´Breaking New Ground for Indigenous Rights in Southern Africa´, Delme Cupido

Breaking New Ground for Indigenous Rights in Southern Africa

February 7, 2011 | by Delme Cupido

The following article originally appeared in The Mail and Guardian

In recent years, courts in southern Africa have obstinately avoided referencing progressive international laws and treaties in their judgments. This has largely been a function of the growing partisanship of benches. As presidents across the region have stacked the judiciary in their favor, judges have been only too happy to oblige the executive by putting on blinkers and sticking rigidly to a narrow interpretation of human rights. “Let the rest of the world expand the scope of human rights,” they seem to have been saying. “Here we can stop the march of progress.”

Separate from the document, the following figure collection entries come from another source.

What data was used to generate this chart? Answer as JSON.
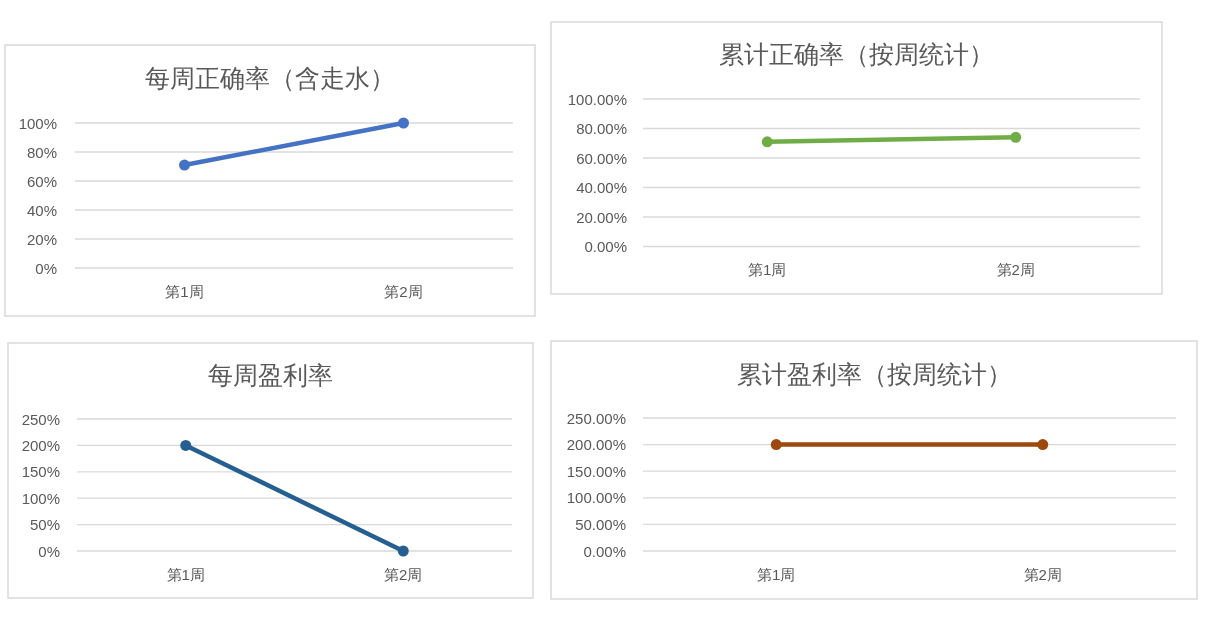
{
  "chart_data": [
    {
      "type": "line",
      "title": "每周正确率（含走水）",
      "categories": [
        "第1周",
        "第2周"
      ],
      "series": [
        {
          "color": "#4472c4",
          "values": [
            71,
            100
          ]
        }
      ],
      "ylim": [
        0,
        100
      ],
      "yticks": [
        {
          "value": 0,
          "label": "0%"
        },
        {
          "value": 20,
          "label": "20%"
        },
        {
          "value": 40,
          "label": "40%"
        },
        {
          "value": 60,
          "label": "60%"
        },
        {
          "value": 80,
          "label": "80%"
        },
        {
          "value": 100,
          "label": "100%"
        }
      ],
      "grid": "y",
      "marker": "circle",
      "line_style": "solid"
    },
    {
      "type": "line",
      "title": "累计正确率（按周统计）",
      "categories": [
        "第1周",
        "第2周"
      ],
      "series": [
        {
          "color": "#70ad47",
          "values": [
            71,
            74
          ]
        }
      ],
      "ylim": [
        0,
        100
      ],
      "yticks": [
        {
          "value": 0,
          "label": "0.00%"
        },
        {
          "value": 20,
          "label": "20.00%"
        },
        {
          "value": 40,
          "label": "40.00%"
        },
        {
          "value": 60,
          "label": "60.00%"
        },
        {
          "value": 80,
          "label": "80.00%"
        },
        {
          "value": 100,
          "label": "100.00%"
        }
      ],
      "grid": "y",
      "marker": "circle",
      "line_style": "solid"
    },
    {
      "type": "line",
      "title": "每周盈利率",
      "categories": [
        "第1周",
        "第2周"
      ],
      "series": [
        {
          "color": "#255e91",
          "values": [
            200,
            0
          ]
        }
      ],
      "ylim": [
        0,
        250
      ],
      "yticks": [
        {
          "value": 0,
          "label": "0%"
        },
        {
          "value": 50,
          "label": "50%"
        },
        {
          "value": 100,
          "label": "100%"
        },
        {
          "value": 150,
          "label": "150%"
        },
        {
          "value": 200,
          "label": "200%"
        },
        {
          "value": 250,
          "label": "250%"
        }
      ],
      "grid": "y",
      "marker": "circle",
      "line_style": "solid"
    },
    {
      "type": "line",
      "title": "累计盈利率（按周统计）",
      "categories": [
        "第1周",
        "第2周"
      ],
      "series": [
        {
          "color": "#9e480e",
          "values": [
            200,
            200
          ]
        }
      ],
      "ylim": [
        0,
        250
      ],
      "yticks": [
        {
          "value": 0,
          "label": "0.00%"
        },
        {
          "value": 50,
          "label": "50.00%"
        },
        {
          "value": 100,
          "label": "100.00%"
        },
        {
          "value": 150,
          "label": "150.00%"
        },
        {
          "value": 200,
          "label": "200.00%"
        },
        {
          "value": 250,
          "label": "250.00%"
        }
      ],
      "grid": "y",
      "marker": "circle",
      "line_style": "solid"
    }
  ]
}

But last week’s landmark judgment by the Botswana Court of Appeal in favor of an indigenous community provided a radical departure from this trend. In a scathing condemnation of the government´s conduct, Justice Ramodibedi JA offered activists—and everyone concerned about human rights—a ray of hope.

For more than two decades, Botswana’s Central Kalahari Game Reserve has been at the center of the struggle for indigenous peoples’ rights in southern Africa. On January 27, indigenous groups won the latest round in their battle against the government—thanks to the Court of Appeal’s decisive ruling. But the judgment could also have repercussions far beyond Botswana—by influencing court cases across the region involving marginalized communities fighting for their fundamental socio-economic rights, such as access to land and water.

And water was at the heart of this latest legal battle. Twice—in 1997 and 2002—the government of Botswana unlawfully relocated inhabitants of the reserve, which is part of the traditional lands of the San and Bakgalagadi people (sometimes referred to as the "Basarwa"). For those who refused to relocate to areas adjacent to the park, the government terminated their basic services, including access to drinking water—as a brutal means of coercion.

When some individuals from the Mothomelo community opted to remain in the reserve rather than relocate, the government dismantled the pump and water tank at the borehole that they relied on for their survival—and then prevented other members of the community living outside the reserve from providing any assistance. No one was allowed to bring water tanks or any other equipment into the reserve and so in desperation in 2002, the community took the government to court.

In 2006, Botswana’s High Court—in the famous Sesana case—declared that the community was in lawful possession of the land, and that they were “deprived of such possession by the government forcibly... and without their consent.” However, the government argued that despite this decision it was not obliged to provide communities inside the reserve with water and other basic services or to restore the services that it had cut off.  Nor would the communities be allowed to re-commission the borehole themselves, or contract anyone else to do so.

In last week’s decision, the Court of Appeal delivered a succinct—and devastating—appraisal of the government’s attitude:  “Government seems to be saying to the appellants:  you can live in your settlement in the [Central Kalahari Game Reserve] as long as you don’t abstract water other than from plants.”

In upholding the community’s right to re-commission the borehole at Mothomelo and to sink other boreholes for domestic purposes, Justice Ramodibedi JA crafted a judgment that is a model of lucid thinking and writing—and one that demonstrates explicit empathy for those whose rights have been violated. In one poignant—and for the government, particularly damning—section, he “observed at once that it is a harrowing story of human suffering and despair caused by a shortage of water in the harsh climactic conditions of the Kalahari desert, where the applicants and their ‘Basarwa’ community live.”

However, while the government has been smarting and the community celebrating, many people have missed the most radical—and potentially far-reaching—element of the judgment. The community’s lawyers had sought redress based partly on section 7(1) of Botswana’s Constitution, which reads: “7(1) no person shall be subjected to torture or to inhuman or degrading punishment or other treatment”

Surveying the miseries inflicted on the community by the government’s decision to cut off all access to water, the court concluded in unequivocal terms that the denial of the right to water constitutes degrading treatment.

Referring to a 2003 UN Committee on Economic, Social and Cultural Rights’ report that states the “...human right to water is indispensable for leading a life in human dignity...[and is] a prerequisite for the realization of other human rights...” as well as the 2010 recognition by the UN General Assembly of the right to safe and clean drinking water as a fundamental human right – the court held that the government had indeed violated Section 7(1) of the Constitution, which prohibits torture or inhuman or degrading treatment.

This represents a radical departure from judicial norms prevailing in most of southern Africa, where it is uncommon for judges to rely on international treaties and norms, and where the enforcement of socio-economic rights is often regarded as a thorny issue best left to the discretion of the Executive.

The Court of Appeal in Botswana has now demonstrated that it is willing to take into consideration non-binding—but profoundly important—statements emanating from the emerging international consensus on the fundamental importance of socio-economic rights to the fulfillment of human dignity.

For communities across southern Africa who face the daily challenge of accessing water, food and shelter, this judgment represents a small but significant step towards the realization of their right to be treated with the dignity that inheres in all members of the human family.

We can only hope that other courts in southern Africa will be so bold as to follow in the footsteps of this remarkable judgment.